Before delving into closing act TOMBS‘ set, I feel it important to mention the incredibly attractive couple that proceeded to make out in front of me all night. Now, I know what you’re picturing – corpse paint ruined by saliva, spiked bracelets digging into pasty skin, dreadlocks interlocked like some sort of black metal version of the Na’vi mating ritual – but these two love birds seemingly walked right out of the pages of the American Eagle Fall catalogue. And you know what? God bless ’em; not only did they seem to be having fun mashing their perfectly sculpted faces together, they enthusiastically headbanged along to all of the bands.
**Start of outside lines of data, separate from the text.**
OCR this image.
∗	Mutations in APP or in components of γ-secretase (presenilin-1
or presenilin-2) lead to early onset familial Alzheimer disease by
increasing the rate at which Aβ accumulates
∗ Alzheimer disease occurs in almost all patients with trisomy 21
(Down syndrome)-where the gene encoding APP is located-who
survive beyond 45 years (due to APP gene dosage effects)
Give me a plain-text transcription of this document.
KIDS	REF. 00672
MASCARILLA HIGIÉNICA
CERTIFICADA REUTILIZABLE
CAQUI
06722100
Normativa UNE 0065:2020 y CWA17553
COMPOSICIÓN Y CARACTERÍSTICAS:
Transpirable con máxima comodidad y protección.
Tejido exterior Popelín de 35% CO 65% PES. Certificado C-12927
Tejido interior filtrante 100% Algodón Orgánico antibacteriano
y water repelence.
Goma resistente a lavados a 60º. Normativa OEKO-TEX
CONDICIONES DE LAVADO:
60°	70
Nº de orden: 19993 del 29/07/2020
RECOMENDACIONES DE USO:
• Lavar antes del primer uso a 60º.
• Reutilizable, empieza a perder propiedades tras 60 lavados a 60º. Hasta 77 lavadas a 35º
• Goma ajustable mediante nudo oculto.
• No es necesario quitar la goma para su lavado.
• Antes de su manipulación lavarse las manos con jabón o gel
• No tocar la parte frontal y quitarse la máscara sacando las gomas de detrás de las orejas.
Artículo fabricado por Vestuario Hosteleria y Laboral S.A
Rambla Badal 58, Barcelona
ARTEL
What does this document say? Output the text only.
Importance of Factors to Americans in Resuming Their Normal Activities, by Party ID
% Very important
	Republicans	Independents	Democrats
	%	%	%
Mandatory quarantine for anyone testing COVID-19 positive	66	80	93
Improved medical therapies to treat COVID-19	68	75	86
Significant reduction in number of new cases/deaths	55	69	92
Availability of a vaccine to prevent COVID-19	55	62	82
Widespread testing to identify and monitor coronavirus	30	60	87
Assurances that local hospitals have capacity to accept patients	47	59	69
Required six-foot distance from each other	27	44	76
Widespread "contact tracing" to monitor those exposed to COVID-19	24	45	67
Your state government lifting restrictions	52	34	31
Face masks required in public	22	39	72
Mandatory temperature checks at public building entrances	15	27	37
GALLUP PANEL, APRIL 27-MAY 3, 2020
You go, you hot twenty-somethings!
Okay, on to TOMBS! Similar to Black Anvil, the Brooklyn-based experimental metal outfit’s sound is clearly rooted in black metal, but TOMBS incorporate a far wider range of influences, including sludge, hardcore, and post-metal. The metal snob within me was a tad concerned when I saw a keyboard on stage, but singer / synth player Fade Kainer’s playing is far more complimentary to the main guitar riff, creating complex, discordant overtones that provide additional texture to TOMBS’ sound. Lead singer/ guitarist Mike Hill’s low, booming growl is reminiscent of Neurosis‘ Scott Kelly, and was a great counterpoint to Kainer’s raspy BM shriek. The band’s set, which included tunes from their most recent full length Savage Gold, was both frenetic and oddly hypnotic, with tracks blending seamlessly from one to the next. This is not to say the tunes were overly similar – far from it; TOMBS’ use of melancholy, spartan post-metal sections in between the heavier blast beat sections built incredible atmosphere while maintaining an unwavering hold on the audience’s attention.
Oh, and Guess what? On top of taking in a great show from three excellent bands, I’m fairly sure team American Eagle went home and had mind-shattering, hot people sex. Decent!